A High-Performance Cable-Drive Module for the Development of Wearable Devices

Abstract

Bowden cables are frequently used as remote transmissions on wearable devices because of their light weight, simplicity, and flexibility of design. However, a Bowden cable suffers from inefficiency, nonlinear backlash, and cable tension variation due to the bending of the cable housing and friction losses, leading to deteriorating force control performance, and a wearers comfort level and augmentation effectiveness. In this paper, to enhance wearable device performance and to overcome the above drawbacks, we propose a novel high-performance, cable-drive module with rolling cable transmissions (RoCT) that can efficiently transmit motion and mechanical power from an input to an output via an inner cable/rope.
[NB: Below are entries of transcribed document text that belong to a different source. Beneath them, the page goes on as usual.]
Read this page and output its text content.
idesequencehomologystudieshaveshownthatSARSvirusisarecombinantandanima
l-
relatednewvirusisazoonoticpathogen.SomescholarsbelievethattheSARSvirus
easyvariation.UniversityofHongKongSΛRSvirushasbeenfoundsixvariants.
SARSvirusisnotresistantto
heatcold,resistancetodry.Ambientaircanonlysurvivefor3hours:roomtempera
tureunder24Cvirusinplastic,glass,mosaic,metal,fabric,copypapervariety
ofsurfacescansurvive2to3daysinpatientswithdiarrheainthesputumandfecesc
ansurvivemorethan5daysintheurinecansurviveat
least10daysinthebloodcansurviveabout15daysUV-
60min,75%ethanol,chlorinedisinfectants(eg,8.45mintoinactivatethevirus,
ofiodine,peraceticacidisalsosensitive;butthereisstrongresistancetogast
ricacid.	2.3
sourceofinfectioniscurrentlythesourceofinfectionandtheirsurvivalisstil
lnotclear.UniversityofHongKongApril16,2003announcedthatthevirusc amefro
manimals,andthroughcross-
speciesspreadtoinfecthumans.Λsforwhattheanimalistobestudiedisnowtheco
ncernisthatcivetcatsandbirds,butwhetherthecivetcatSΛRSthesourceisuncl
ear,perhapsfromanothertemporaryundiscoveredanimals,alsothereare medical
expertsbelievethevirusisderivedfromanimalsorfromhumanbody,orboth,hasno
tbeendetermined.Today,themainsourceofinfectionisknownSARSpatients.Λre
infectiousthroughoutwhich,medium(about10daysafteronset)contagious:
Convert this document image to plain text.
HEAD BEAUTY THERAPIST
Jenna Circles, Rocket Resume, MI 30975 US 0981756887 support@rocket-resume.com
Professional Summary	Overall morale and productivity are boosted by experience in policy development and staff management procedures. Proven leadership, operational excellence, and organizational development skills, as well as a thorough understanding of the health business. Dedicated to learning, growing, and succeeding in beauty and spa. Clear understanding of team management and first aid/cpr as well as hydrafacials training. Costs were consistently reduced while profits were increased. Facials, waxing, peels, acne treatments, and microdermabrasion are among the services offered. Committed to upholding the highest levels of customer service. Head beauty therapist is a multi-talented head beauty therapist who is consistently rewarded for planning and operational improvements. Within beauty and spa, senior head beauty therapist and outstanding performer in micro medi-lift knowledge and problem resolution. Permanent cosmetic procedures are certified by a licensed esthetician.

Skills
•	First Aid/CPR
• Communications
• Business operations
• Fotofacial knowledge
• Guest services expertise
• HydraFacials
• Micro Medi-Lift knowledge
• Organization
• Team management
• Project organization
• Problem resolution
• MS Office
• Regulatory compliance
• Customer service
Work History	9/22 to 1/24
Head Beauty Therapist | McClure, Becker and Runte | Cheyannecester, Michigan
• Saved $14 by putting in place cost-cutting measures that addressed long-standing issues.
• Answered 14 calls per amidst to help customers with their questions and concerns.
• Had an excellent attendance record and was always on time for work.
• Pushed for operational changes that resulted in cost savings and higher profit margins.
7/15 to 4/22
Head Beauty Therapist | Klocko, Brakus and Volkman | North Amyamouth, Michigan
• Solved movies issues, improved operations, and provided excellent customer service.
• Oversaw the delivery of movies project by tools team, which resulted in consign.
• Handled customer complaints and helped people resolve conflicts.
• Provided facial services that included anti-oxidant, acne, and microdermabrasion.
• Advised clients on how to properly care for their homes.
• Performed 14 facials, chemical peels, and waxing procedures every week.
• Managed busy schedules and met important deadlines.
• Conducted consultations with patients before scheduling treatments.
The RoCT is compact, modular, lightweight, extremely stiff, highly backdrivable, and is freely rotatable and translatable during manipulation. It maintains the cable tension regardless of the transmission angle between the input and output. The configuration of the proposed tethered cable-drive module, the working principle of the rolling cable transmission, and its properties, are introduced. Mechanical designs based on the working principle are also provided. Finally, as one of the applications of the proposed module, a tethered ankle exoskeleton system and its experimental results demonstrating the properties of the proposed transmission are presented.